Au Québec, tous les fromages doivent être conservés à 4°C, donc dans le frigo, jusqu'à une demi-heure environ, une heure gros max, avant qu'ils soient mangés, explique Chantal Fontaine, conseillère à l'inspection des aliments au ministère de l'Agriculture, des Pêcheries et de l'Alimentation (MAPAQ).

L'idée de laisser le fromage nonchalamment sur la table en attendant les mangeurs qui viendront ou pas ne cadre pas avec l'approche du Ministère, qui préfère au contraire que les restaurateurs laissent les fromages le plus longtemps possible au froid avant de les servir. Le MAPAQ comprend que certains fromages fins sont meilleurs tempérés, mais préfère la prudence. «On permet qu'ils soient sortis un peu d'avance. Et de petites quantités, pas la meule au complet», explique Mme Fontaine. Elle précise toutefois que la marche à suivre exacte n'est pas réglementée.

Au Québec, la province qui aime se croire profondément épicurienne et gourmande et fière de ses terroirs, plus proche des traditions gastronomiques françaises que quiconque en Amérique du Nord, on ne badine pas avec l'innocuité du fromage.

On se rappelle ce qu'on a appelé la «crise» de la listériose en septembre 2008: détection de Listeria dans certains produits, rappels massifs chez 336 fromagers et restaurants, et destruction de 27 000kg de fromages.

Soudainement, une mini-industrie qui se croyait libre de voler de ses propres ailes et de doter le Québec d'une nouvelle culture fromagère s'est retrouvée totalement secouée, choquée, transformée.

S'est-elle remise de ce coup de massue gouvernemental, de ce rappel à l'ordre strident?

Pas totalement.

Oui, les producteurs se sont relevés, oui les consommateurs ont repris confiance. Mais la fromagerie québécoise est devenue frileuse. Pour se protéger, on a plus souvent recours aux laits thermisés. Le lait cru n'est plus aussi populaire. Et les fromages locaux, donc, sont moins typés, moins goûteux, constate Ian Picard, vice-président et maître fromager à la Fromagerie Hamel, une des plus importantes à Montréal.

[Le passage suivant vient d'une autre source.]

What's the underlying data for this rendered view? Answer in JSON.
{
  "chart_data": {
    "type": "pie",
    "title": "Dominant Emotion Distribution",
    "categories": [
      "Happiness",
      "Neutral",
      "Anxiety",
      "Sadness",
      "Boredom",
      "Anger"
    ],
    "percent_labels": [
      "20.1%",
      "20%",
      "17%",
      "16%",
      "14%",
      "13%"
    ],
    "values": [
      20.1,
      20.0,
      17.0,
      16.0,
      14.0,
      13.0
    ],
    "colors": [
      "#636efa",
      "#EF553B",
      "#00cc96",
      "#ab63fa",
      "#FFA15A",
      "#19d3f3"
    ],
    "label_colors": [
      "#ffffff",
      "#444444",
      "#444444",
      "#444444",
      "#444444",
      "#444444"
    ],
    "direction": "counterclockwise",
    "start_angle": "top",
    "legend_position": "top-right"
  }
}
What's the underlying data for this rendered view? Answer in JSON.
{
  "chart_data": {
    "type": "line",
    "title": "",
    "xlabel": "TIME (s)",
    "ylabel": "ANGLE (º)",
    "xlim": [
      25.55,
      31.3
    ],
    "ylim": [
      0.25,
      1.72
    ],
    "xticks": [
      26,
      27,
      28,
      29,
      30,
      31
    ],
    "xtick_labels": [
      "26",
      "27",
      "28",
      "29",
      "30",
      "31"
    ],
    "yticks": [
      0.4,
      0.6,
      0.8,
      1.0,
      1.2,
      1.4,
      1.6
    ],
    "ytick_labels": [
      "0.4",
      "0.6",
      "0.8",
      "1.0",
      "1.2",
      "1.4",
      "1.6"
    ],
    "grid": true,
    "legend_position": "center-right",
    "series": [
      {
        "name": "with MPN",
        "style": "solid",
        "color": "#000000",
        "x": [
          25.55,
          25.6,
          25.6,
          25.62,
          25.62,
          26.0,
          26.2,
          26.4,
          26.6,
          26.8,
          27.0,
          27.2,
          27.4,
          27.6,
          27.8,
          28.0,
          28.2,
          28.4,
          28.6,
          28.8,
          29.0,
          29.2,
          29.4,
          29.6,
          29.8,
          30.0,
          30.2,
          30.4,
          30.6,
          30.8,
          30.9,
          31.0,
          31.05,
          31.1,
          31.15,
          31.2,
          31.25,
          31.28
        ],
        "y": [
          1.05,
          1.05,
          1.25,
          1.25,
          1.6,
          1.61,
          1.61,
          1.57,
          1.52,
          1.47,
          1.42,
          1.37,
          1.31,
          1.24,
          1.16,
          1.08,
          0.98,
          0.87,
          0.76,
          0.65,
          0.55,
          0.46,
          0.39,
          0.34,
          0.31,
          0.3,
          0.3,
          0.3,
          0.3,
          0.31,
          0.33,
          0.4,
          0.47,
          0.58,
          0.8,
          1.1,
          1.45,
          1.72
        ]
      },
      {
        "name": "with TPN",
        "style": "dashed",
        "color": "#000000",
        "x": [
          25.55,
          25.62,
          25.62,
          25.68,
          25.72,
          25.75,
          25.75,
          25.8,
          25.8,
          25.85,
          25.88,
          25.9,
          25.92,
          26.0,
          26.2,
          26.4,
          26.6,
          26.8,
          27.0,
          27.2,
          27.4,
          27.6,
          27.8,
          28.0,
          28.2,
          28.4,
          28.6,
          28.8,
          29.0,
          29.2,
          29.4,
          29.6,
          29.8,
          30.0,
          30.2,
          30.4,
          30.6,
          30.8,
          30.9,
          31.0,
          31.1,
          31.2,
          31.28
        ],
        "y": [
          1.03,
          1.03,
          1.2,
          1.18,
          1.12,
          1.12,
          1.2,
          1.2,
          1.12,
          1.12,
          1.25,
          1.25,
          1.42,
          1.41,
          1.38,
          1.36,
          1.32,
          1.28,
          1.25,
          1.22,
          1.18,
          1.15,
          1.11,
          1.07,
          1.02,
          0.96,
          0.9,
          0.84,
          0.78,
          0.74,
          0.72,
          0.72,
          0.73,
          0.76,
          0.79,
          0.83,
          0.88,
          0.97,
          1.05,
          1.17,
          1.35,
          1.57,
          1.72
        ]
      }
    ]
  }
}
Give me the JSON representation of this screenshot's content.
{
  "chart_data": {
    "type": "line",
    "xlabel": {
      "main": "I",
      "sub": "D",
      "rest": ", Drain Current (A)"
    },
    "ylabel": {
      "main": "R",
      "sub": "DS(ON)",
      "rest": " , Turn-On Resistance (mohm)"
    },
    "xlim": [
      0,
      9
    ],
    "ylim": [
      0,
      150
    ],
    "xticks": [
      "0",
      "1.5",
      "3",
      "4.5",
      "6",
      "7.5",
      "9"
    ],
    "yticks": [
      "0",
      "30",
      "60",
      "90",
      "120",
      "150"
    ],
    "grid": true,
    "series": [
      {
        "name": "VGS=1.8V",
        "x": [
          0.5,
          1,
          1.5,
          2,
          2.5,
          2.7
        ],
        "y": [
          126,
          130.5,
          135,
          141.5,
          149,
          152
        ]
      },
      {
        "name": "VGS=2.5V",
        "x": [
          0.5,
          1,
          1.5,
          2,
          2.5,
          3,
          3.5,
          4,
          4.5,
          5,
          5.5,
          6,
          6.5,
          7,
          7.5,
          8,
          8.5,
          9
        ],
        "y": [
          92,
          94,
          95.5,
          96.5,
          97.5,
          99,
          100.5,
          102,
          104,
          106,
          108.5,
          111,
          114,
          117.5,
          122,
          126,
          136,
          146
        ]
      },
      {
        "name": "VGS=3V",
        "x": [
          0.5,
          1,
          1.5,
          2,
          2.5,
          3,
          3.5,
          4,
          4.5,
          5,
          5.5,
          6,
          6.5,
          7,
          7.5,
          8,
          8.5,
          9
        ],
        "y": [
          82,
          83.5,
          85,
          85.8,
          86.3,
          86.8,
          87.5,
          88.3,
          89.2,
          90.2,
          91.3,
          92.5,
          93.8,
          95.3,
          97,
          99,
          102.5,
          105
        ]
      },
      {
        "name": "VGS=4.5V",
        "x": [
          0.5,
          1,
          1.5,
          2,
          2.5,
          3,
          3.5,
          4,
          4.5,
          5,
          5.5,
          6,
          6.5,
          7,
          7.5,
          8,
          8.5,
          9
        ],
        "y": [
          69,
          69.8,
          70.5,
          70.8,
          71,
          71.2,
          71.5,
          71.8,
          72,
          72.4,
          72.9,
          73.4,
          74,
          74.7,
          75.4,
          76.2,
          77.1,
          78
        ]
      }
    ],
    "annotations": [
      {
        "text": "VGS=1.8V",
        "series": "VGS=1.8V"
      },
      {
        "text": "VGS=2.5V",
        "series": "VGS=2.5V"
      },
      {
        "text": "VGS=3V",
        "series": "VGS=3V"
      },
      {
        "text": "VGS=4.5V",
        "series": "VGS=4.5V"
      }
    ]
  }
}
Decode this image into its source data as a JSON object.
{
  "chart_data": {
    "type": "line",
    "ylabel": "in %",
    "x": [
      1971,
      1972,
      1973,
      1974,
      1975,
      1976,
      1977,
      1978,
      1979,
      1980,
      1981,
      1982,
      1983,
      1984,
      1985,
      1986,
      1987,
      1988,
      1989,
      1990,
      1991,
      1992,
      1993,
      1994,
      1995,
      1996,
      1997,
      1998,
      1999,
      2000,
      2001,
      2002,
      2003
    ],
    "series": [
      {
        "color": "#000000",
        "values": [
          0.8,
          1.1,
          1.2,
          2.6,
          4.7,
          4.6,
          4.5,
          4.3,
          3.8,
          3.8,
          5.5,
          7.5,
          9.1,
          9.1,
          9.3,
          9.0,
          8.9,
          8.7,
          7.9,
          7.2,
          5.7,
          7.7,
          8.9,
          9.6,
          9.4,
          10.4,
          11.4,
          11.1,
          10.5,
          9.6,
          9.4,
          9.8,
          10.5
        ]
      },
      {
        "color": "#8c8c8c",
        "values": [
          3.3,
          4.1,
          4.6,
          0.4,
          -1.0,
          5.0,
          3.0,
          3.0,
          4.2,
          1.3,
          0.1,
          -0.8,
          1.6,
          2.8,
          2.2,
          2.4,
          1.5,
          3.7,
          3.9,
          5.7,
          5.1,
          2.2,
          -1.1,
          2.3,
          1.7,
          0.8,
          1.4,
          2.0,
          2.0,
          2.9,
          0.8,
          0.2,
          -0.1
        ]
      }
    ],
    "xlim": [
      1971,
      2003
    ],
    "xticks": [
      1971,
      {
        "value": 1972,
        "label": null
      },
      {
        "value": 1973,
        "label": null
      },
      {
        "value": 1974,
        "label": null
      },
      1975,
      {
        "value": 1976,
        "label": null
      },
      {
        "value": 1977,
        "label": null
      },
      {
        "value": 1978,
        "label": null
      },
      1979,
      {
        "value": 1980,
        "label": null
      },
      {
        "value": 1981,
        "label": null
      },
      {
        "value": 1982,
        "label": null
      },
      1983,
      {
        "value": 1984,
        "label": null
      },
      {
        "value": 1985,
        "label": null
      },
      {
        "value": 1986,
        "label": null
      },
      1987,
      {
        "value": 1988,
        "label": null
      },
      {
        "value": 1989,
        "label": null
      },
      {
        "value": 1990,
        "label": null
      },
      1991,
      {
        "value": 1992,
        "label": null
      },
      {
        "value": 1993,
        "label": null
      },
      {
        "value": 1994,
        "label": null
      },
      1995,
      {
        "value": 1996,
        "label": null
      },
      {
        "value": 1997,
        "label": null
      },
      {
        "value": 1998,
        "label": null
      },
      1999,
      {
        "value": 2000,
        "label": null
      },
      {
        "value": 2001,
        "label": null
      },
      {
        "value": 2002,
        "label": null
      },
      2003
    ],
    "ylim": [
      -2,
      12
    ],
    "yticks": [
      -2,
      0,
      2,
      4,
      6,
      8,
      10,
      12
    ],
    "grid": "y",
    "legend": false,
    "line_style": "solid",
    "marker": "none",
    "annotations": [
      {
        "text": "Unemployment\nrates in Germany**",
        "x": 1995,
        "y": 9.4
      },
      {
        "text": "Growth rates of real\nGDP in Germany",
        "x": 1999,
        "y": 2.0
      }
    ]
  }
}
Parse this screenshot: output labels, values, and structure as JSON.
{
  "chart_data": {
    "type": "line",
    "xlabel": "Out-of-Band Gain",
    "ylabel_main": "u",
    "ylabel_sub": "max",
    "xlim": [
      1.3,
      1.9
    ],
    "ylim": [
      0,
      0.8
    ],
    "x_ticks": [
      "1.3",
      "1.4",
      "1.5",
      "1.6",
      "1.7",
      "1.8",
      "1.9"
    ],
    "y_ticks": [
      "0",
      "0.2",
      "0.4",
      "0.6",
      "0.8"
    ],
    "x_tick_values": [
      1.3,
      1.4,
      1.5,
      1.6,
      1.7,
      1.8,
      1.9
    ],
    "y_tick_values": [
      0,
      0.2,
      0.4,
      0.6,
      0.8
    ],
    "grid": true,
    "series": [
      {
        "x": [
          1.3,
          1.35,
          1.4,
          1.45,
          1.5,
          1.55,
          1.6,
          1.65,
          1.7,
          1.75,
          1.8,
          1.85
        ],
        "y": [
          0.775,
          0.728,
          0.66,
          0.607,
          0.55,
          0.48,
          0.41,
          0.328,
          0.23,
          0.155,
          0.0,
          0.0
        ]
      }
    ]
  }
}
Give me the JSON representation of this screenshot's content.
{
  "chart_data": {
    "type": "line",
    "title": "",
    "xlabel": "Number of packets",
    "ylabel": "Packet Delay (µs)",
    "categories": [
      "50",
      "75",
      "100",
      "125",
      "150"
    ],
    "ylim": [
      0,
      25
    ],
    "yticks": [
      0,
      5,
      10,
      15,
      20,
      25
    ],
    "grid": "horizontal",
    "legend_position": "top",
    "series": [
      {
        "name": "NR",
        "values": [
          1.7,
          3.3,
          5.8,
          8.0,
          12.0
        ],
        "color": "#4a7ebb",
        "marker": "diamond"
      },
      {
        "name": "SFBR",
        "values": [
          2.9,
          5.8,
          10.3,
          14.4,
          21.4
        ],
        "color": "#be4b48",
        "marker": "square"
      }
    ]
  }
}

«Les fromages ont moins de caractère, sont plus doux, ils se rapprochent plus des produits industriels», dit-il.

Si la crise n'a pas totalement détruit ce secteur naissant qui était en train de se doter d'une nouvelle identité et de se démarquer, elle en a ébranlé les fondations.

C'est pourquoi, même si Mme Fontaine ne se souvient pas de cas de restaurateurs semoncés pour service de fromage trop chambré, les restaurateurs, eux, se tiennent droits. Le MAPAQ leur fait peur. Ils en ont gros sur le coeur.

M. Picard n'est pas restaurateur et s'est bien remis de la «crise», mais il affirme qu'il a perdu 100 000$ à l'automne 2008 avec la destruction préventive des stocks. Du MAPAQ, il dit tout simplement: «Je ne pense pas qu'ils referaient les choses de la même façon.»

Au Québec, nos gouvernants sont-ils trop rigoureux en tout ce qui touche le fromage? Oh oui, répondent bien des restaurateurs, fromagers et gastronomes amoureux de pâtes persillées, croûtes fleuries et autres délices.

Et les clients aimeraient-ils avoir accès à table à des fromages bien tempérés, coulants, comme au Portugal? Moi oui. Mais qui oserait le faire, sachant que le MAPAQ est là, regarde et n'est pas enchanté?